Her loss is felt by everyone in the small Dehcho dene community of roughly 100 people after flood from the Mackenzie River damaged 22 out of 26 houses over the weekend.
“My house is located near the airport. You could smell the fuel, it was really powerful,” she said.
On May 8, residents watched the rising water levels. At 6:30 p.m. the first siren sounded.
“I had only packed one suitcase and the kids had their jackets, boots and a few snacks. By the time we got into the truck, and headed to go pick up the kids from my grandmas, the second siren was going,” Norwegian said.
Water was already flowing over the single access road as Norwegian, her common-law and three young children fled for safety.
“I think our truck and the truck behind us were the last two trucks to make it out before it was too high for trucks to go,” she said.
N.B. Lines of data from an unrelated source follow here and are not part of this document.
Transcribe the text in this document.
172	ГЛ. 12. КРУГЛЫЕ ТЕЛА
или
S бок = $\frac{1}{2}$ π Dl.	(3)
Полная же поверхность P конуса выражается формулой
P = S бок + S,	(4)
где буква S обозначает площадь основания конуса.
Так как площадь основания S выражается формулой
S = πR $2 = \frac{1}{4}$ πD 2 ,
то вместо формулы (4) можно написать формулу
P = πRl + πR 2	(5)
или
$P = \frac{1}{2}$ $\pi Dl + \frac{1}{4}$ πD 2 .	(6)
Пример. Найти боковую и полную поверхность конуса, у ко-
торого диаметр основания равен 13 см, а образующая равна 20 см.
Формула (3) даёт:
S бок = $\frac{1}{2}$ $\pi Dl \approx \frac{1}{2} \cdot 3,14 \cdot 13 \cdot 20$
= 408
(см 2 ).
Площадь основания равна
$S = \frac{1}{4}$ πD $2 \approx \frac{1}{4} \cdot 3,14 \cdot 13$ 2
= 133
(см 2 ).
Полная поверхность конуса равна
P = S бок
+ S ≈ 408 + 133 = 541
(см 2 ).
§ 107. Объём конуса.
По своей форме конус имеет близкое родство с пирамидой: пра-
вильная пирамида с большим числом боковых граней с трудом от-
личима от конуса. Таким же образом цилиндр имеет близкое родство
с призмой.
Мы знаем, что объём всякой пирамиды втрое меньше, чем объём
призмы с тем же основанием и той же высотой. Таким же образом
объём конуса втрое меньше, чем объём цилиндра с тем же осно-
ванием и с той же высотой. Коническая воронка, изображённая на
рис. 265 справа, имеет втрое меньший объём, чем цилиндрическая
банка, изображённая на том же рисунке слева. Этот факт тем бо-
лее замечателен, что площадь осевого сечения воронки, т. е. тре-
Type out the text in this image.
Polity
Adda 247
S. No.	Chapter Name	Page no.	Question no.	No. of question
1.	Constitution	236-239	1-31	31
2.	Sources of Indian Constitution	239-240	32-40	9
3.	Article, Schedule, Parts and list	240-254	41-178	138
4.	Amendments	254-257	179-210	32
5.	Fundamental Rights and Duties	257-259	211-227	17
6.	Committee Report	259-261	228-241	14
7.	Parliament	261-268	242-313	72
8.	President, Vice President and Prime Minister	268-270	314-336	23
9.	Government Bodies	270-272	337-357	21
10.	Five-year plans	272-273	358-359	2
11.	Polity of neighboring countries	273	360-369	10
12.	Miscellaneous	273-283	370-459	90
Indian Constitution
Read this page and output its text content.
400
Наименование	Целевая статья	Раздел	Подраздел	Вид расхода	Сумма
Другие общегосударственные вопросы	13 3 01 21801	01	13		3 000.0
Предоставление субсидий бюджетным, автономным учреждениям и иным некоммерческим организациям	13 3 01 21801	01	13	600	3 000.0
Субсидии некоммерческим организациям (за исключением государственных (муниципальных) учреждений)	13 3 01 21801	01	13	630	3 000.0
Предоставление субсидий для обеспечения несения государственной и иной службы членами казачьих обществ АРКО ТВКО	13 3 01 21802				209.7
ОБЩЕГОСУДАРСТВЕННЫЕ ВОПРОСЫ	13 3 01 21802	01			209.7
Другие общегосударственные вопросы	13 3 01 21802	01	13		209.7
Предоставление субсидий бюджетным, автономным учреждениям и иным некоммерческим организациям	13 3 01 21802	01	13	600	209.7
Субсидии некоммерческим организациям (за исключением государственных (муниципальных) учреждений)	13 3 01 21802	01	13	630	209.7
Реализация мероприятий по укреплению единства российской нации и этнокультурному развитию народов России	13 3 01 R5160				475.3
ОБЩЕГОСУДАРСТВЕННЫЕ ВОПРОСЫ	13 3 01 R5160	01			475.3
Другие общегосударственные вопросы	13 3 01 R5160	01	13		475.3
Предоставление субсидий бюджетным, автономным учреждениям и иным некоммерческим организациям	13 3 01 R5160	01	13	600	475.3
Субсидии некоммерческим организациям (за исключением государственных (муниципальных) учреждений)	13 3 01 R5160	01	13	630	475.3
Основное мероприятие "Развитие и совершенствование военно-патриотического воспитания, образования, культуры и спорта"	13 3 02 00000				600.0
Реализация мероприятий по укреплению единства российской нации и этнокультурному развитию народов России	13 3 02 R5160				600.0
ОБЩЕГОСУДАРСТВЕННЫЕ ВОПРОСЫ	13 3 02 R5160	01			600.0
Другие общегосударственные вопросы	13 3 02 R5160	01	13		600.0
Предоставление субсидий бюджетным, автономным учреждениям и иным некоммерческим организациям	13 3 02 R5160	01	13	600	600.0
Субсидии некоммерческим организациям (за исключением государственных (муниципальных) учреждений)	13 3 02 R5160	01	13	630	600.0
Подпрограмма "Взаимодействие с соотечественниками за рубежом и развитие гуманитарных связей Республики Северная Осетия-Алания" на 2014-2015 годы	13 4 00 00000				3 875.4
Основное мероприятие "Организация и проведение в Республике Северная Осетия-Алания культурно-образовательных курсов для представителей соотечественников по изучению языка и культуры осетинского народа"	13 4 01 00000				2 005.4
Norwegian, her common-law and three young children travelled to Fort Providence, N.W.T. over 250 km to seek shelter in a hotel housing evacuees.
A few other families joined them in Fort Providence, while the majority evacuated to nearby cabins.
“We were told to evacuate because they (Jean Marie River SAO) didn’t know how long it would be, weeks, months. We weren’t told if we have somewhere to live and when we could go home,” Norwegian said.
Carla’s Auntie, Melania Norwegian, was also evacuated to Fort Providence.
“Everybody in my town got affected. there is debris everywhere from the Mackenzie and there were vehicles that got swept away. All our deep freezers are full of meat and all our wild meat we are going to lose it all,” Melina said.
APTN News visited Melania in July 2020 to discuss housing challenges in Jean Marie River.
Her house was one of handful of houses spared from severe damage, porches are detached from houses and big ice chunks lay in front lawns.
“My niece, my nephew and my cousins all live in housing units. They are unlivable, so where will they go? How is the NWT Housing Corp. going to accommodate them,” Melania said.
Jay Boast, an Emergency Management spokesperson said the N.W.T. is working with communities and accessing accommodation needs, but it needs to be safe enough for workers go into the community to assess the damage before determining timelines.
“Once we are able to do that work safely, then through the Disaster Assistance Policy process we’ll support both making sure any contamination is mitigated and repairs are addressed. As this is an active situation and the water levels are still rising in many areas,” Boast said.
For Melina, the rebuild will be hard and there is concern over future floods in Jean Marie River because of climate change.
“How will we deal with this again? We are on low ground. My worry is about the kids. Will the next generation be able to live in the community,” Melania said.
Carla plans to return to Jean Marie River this week to take care of work and personal matters but has no concrete plans beyond that.
“I have been in housing since my first child was born nine years ago. I know I am going to have to tell the kids that we don’t have a home no more. That’s the part that I don’t want to tell them,” Carla said.